Pour une stratégie financière et fiscale partagée
"La logique dans les EPCI à fiscalité propre est celle d'une forte interdépendance entre la communauté et les communes", a ajouté Philippe Séguin. Il faut donc élaborer sur la durée une coopération étroite, une véritable stratégie financière et fiscale concertée afin de définir ensemble les efforts d'investissements, l'évolution de la fiscalité, la politique de mutualisation des moyens, la politique d'endettement ou encore la péréquation avec la DSC (dotation de solidarité communautaire). Le premier président de la Cour des comptes regrette que cette stratégie n'existe que dans une minorité de cas et appelle à la généralisation d'une stratégie partagée, "d'autant plus que la situation financière à moyen terme peut se détériorer". Non seulement, l'évolution globale des charges, et plus précisément celles du personnel, connaît un accroissement très net, mais les économies d'échelles attendues ne sont pas au rendez-vous. Enfin, l'émergence progressive des projets communautaires va se traduire par des investissements structurants coûteux.
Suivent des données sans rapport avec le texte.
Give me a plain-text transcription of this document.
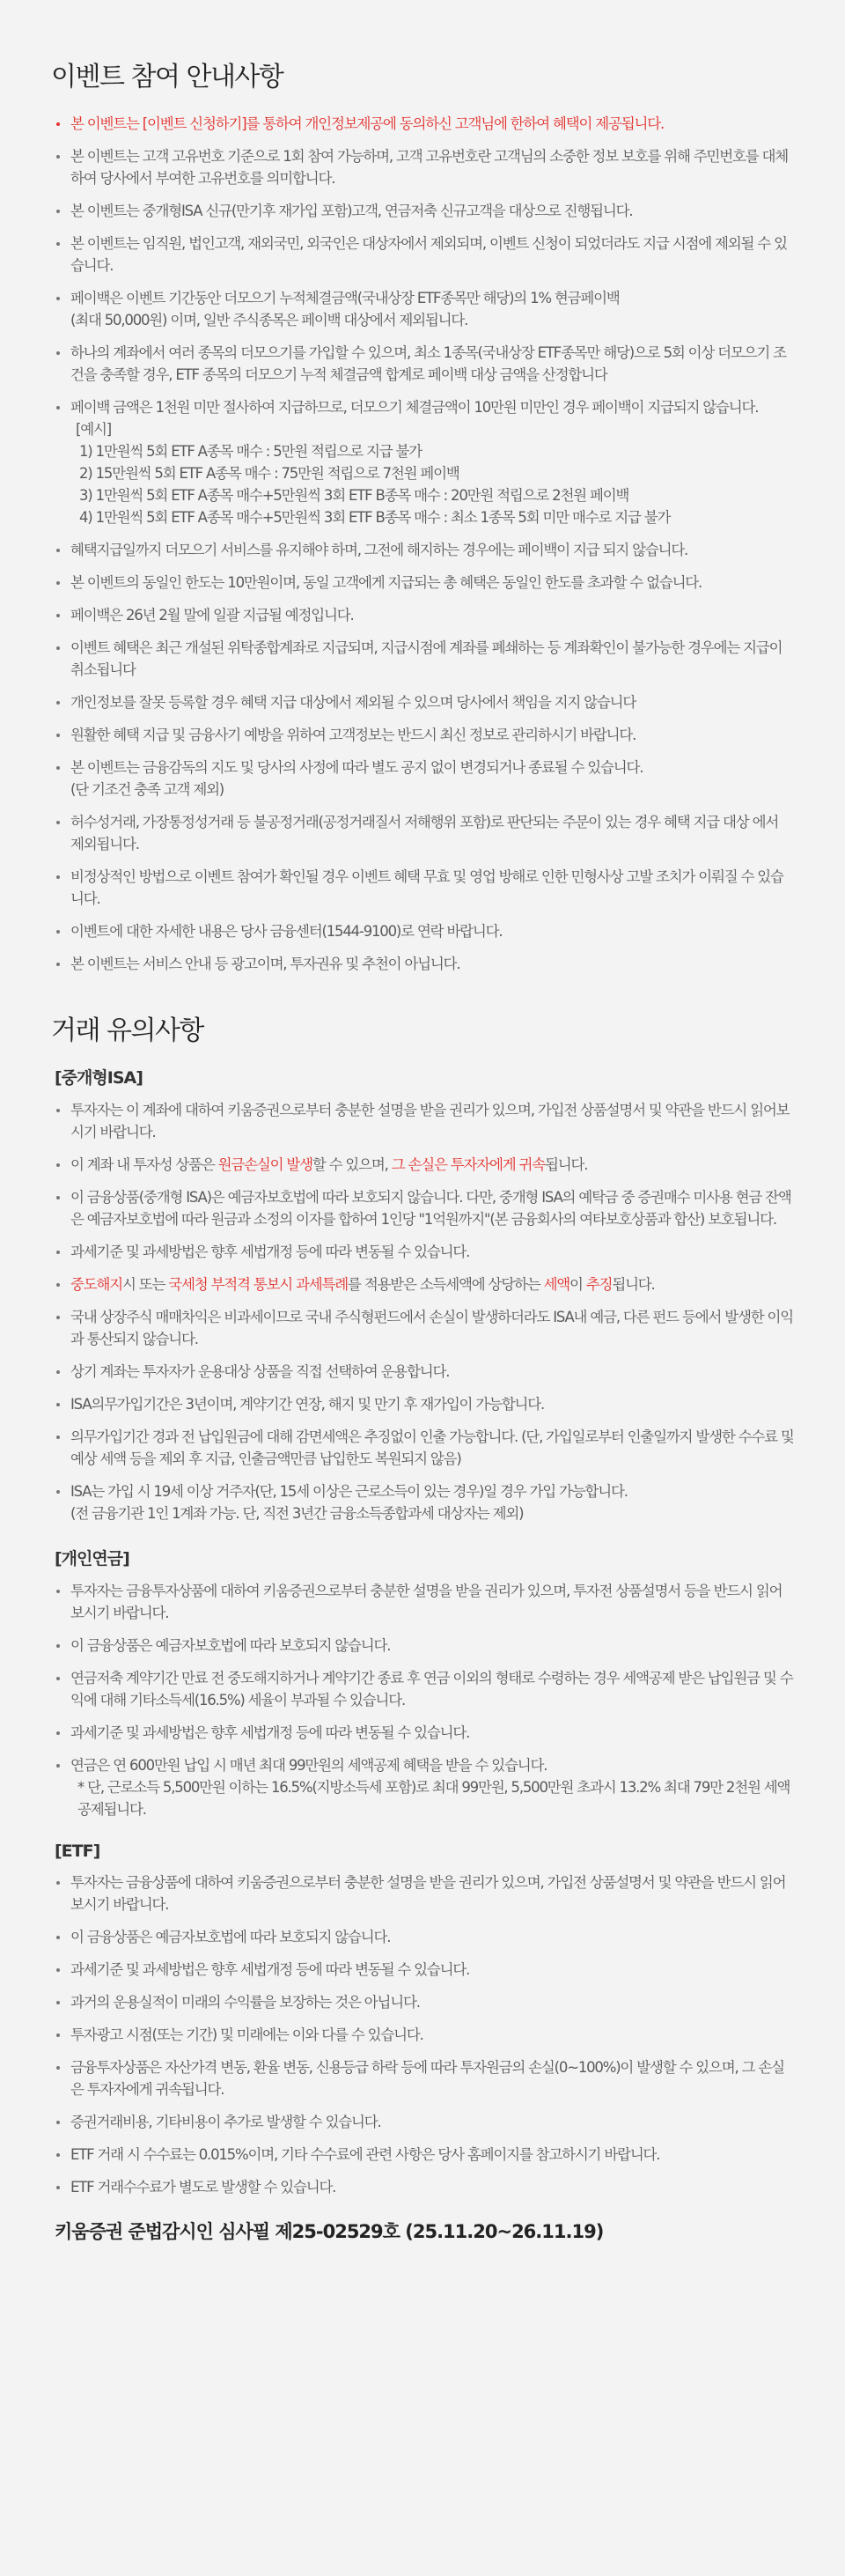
이벤트 참여 안내사항
본 이벤트는 [이벤트 신청하기]를 통하여 개인정보제공에 동의하신 고객님에 한하여 혜택이 제공됩니다.
본 이벤트는 고객 고유번호 기준으로 1회 참여 가능하며, 고객 고유번호란 고객님의 소중한 정보 보호를 위해 주민번호를 대체하여 당사에서 부여한 고유번호를 의미합니다.
본 이벤트는 중개형ISA 신규(만기후 재가입 포함)고객, 연금저축 신규고객을 대상으로 진행됩니다.
본 이벤트는 임직원, 법인고객, 재외국민, 외국인은 대상자에서 제외되며, 이벤트 신청이 되었더라도 지급 시점에 제외될 수 있습니다.
페이백은 이벤트 기간동안 더모으기 누적체결금액(국내상장 ETF종목만 해당)의 1% 현금페이백
(최대 50,000원) 이며, 일반 주식종목은 페이백 대상에서 제외됩니다.
하나의 계좌에서 여러 종목의 더모으기를 가입할 수 있으며, 최소 1종목(국내상장 ETF종목만 해당)으로 5회 이상 더모으기 조건을 충족할 경우, ETF 종목의 더모으기 누적 체결금액 합계로 페이백 대상 금액을 산정합니다
페이백 금액은 1천원 미만 절사하여 지급하므로, 더모으기 체결금액이 10만원 미만인 경우 페이백이 지급되지 않습니다.
[예시]
1) 1만원씩 5회 ETF A종목 매수 : 5만원 적립으로 지급 불가
2) 15만원씩 5회 ETF A종목 매수 : 75만원 적립으로 7천원 페이백
3) 1만원씩 5회 ETF A종목 매수+5만원씩 3회 ETF B종목 매수 : 20만원 적립으로 2천원 페이백
4) 1만원씩 5회 ETF A종목 매수+5만원씩 3회 ETF B종목 매수 : 최소 1종목 5회 미만 매수로 지급 불가
혜택지급일까지 더모으기 서비스를 유지해야 하며, 그전에 해지하는 경우에는 페이백이 지급 되지 않습니다.
본 이벤트의 동일인 한도는 10만원이며, 동일 고객에게 지급되는 총 혜택은 동일인 한도를 초과할 수 없습니다.
페이백은 26년 2월 말에 일괄 지급될 예정입니다.
이벤트 혜택은 최근 개설된 위탁종합계좌로 지급되며, 지급시점에 계좌를 폐쇄하는 등 계좌확인이 불가능한 경우에는 지급이 취소됩니다
개인정보를 잘못 등록할 경우 혜택 지급 대상에서 제외될 수 있으며 당사에서 책임을 지지 않습니다
원활한 혜택 지급 및 금융사기 예방을 위하여 고객정보는 반드시 최신 정보로 관리하시기 바랍니다.
본 이벤트는 금융감독의 지도 및 당사의 사정에 따라 별도 공지 없이 변경되거나 종료될 수 있습니다.
(단 기조건 충족 고객 제외)
허수성거래, 가장통정성거래 등 불공정거래(공정거래질서 저해행위 포함)로 판단되는 주문이 있는 경우 혜택 지급 대상 에서 제외됩니다.
비정상적인 방법으로 이벤트 참여가 확인될 경우 이벤트 혜택 무효 및 영업 방해로 인한 민형사상 고발 조치가 이뤄질 수 있습니다.
이벤트에 대한 자세한 내용은 당사 금융센터(1544-9100)로 연락 바랍니다.
본 이벤트는 서비스 안내 등 광고이며, 투자권유 및 추천이 아닙니다.
거래 유의사항
[중개형ISA]
투자자는 이 계좌에 대하여 키움증권으로부터 충분한 설명을 받을 권리가 있으며, 가입전 상품설명서 및 약관을 반드시 읽어보시기 바랍니다.
이 계좌 내 투자성 상품은 원금손실이 발생할 수 있으며, 그 손실은 투자자에게 귀속됩니다.
이 금융상품(중개형 ISA)은 예금자보호법에 따라 보호되지 않습니다. 다만, 중개형 ISA의 예탁금 중 증권매수 미사용 현금 잔액은 예금자보호법에 따라 원금과 소정의 이자를 합하여 1인당 "1억원까지"(본 금융회사의 여타보호상품과 합산) 보호됩니다.
과세기준 및 과세방법은 향후 세법개정 등에 따라 변동될 수 있습니다.
중도해지시 또는 국세청 부적격 통보시 과세특례를 적용받은 소득세액에 상당하는 세액이 추징됩니다.
국내 상장주식 매매차익은 비과세이므로 국내 주식형펀드에서 손실이 발생하더라도 ISA내 예금, 다른 펀드 등에서 발생한 이익과 통산되지 않습니다.
상기 계좌는 투자자가 운용대상 상품을 직접 선택하여 운용합니다.
ISA의무가입기간은 3년이며, 계약기간 연장, 해지 및 만기 후 재가입이 가능합니다.
의무가입기간 경과 전 납입원금에 대해 감면세액은 추징없이 인출 가능합니다. (단, 가입일로부터 인출일까지 발생한 수수료 및 예상 세액 등을 제외 후 지급, 인출금액만큼 납입한도 복원되지 않음)
ISA는 가입 시 19세 이상 거주자(단, 15세 이상은 근로소득이 있는 경우)일 경우 가입 가능합니다.
(전 금융기관 1인 1계좌 가능. 단, 직전 3년간 금융소득종합과세 대상자는 제외)
[개인연금]
투자자는 금융투자상품에 대하여 키움증권으로부터 충분한 설명을 받을 권리가 있으며, 투자전 상품설명서 등을 반드시 읽어보시기 바랍니다.
이 금융상품은 예금자보호법에 따라 보호되지 않습니다.
연금저축 계약기간 만료 전 중도해지하거나 계약기간 종료 후 연금 이외의 형태로 수령하는 경우 세액공제 받은 납입원금 및 수익에 대해 기타소득세(16.5%) 세율이 부과될 수 있습니다.
과세기준 및 과세방법은 향후 세법개정 등에 따라 변동될 수 있습니다.
연금은 연 600만원 납입 시 매년 최대 99만원의 세액공제 혜택을 받을 수 있습니다.
* 단, 근로소득 5,500만원 이하는 16.5%(지방소득세 포함)로 최대 99만원, 5,500만원 초과시 13.2% 최대 79만 2천원 세액공제됩니다.
[ETF]
투자자는 금융상품에 대하여 키움증권으로부터 충분한 설명을 받을 권리가 있으며, 가입전 상품설명서 및 약관을 반드시 읽어보시기 바랍니다.
이 금융상품은 예금자보호법에 따라 보호되지 않습니다.
과세기준 및 과세방법은 향후 세법개정 등에 따라 변동될 수 있습니다.
과거의 운용실적이 미래의 수익률을 보장하는 것은 아닙니다.
투자광고 시점(또는 기간) 및 미래에는 이와 다를 수 있습니다.
금융투자상품은 자산가격 변동, 환율 변동, 신용등급 하락 등에 따라 투자원금의 손실(0~100%)이 발생할 수 있으며, 그 손실은 투자자에게 귀속됩니다.
증권거래비용, 기타비용이 추가로 발생할 수 있습니다.
ETF 거래 시 수수료는 0.015%이며, 기타 수수료에 관련 사항은 당사 홈페이지를 참고하시기 바랍니다.
ETF 거래수수료가 별도로 발생할 수 있습니다.
키움증권 준법감시인 심사필 제25-02529호 (25.11.20~26.11.19)
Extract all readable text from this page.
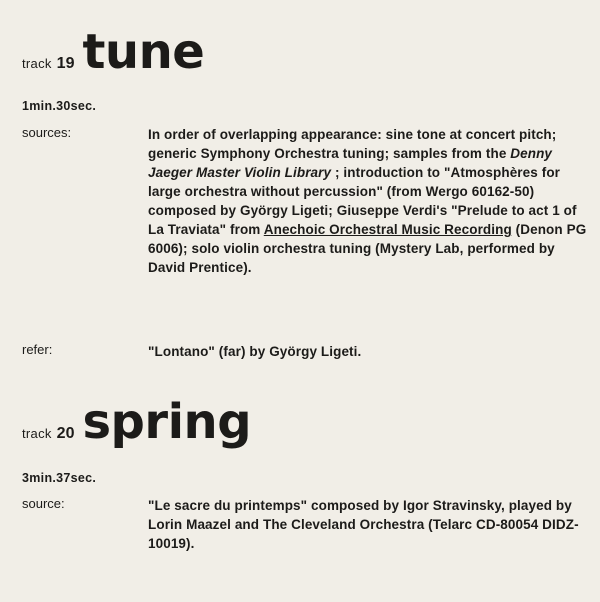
track 19 tune
1min.30sec.
sources:	In order of overlapping appearance: sine tone at concert pitch; generic Symphony Orchestra tuning; samples from the Denny Jaeger Master Violin Library ; introduction to "Atmosphères for large orchestra without percussion" (from Wergo 60162-50) composed by György Ligeti; Giuseppe Verdi's "Prelude to act 1 of La Traviata" from Anechoic Orchestral Music Recording (Denon PG 6006); solo violin orchestra tuning (Mystery Lab, performed by David Prentice).
refer:	"Lontano" (far) by György Ligeti.
track 20 spring
3min.37sec.
source:	"Le sacre du printemps" composed by Igor Stravinsky, played by Lorin Maazel and The Cleveland Orchestra (Telarc CD-80054 DIDZ-10019).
Réforme de la taxe professionnelle : l'Etat doit donner une visibilité aux EPCI
La Cour des comptes appelle également l'attention sur les risques issus de la législation récente qui permet une banalisation des fonds de concours et donc rend plus difficile la définition d'une stratégie commune et la modification du coefficient d'intégration fiscale (loi de finances 2005) qui dessert les communautés les plus intégrées. Enfin, la taxe professionnelle unique représente deux tiers de la taxe professionnelle perçue par les communes et EPCI. Or, elle est l'objet d'une réforme de taille dans le projet de loi de finances 2006, voté en première lecture dans la soirée du 22 novembre, par les députés. Les congressistes ont entendu avec plaisir la demande faite par Philippe Séguin au gouvernement : "Il appartient à l'Etat de donner une visibilité nécessaire à cette stratégie financière et fiscale nécessaire." Cette position devrait trouver un écho de taille lors du débat du 24 novembre, toujours au Congrès des maires, sur "Les relations financières et fiscales entre le maire et l'Etat".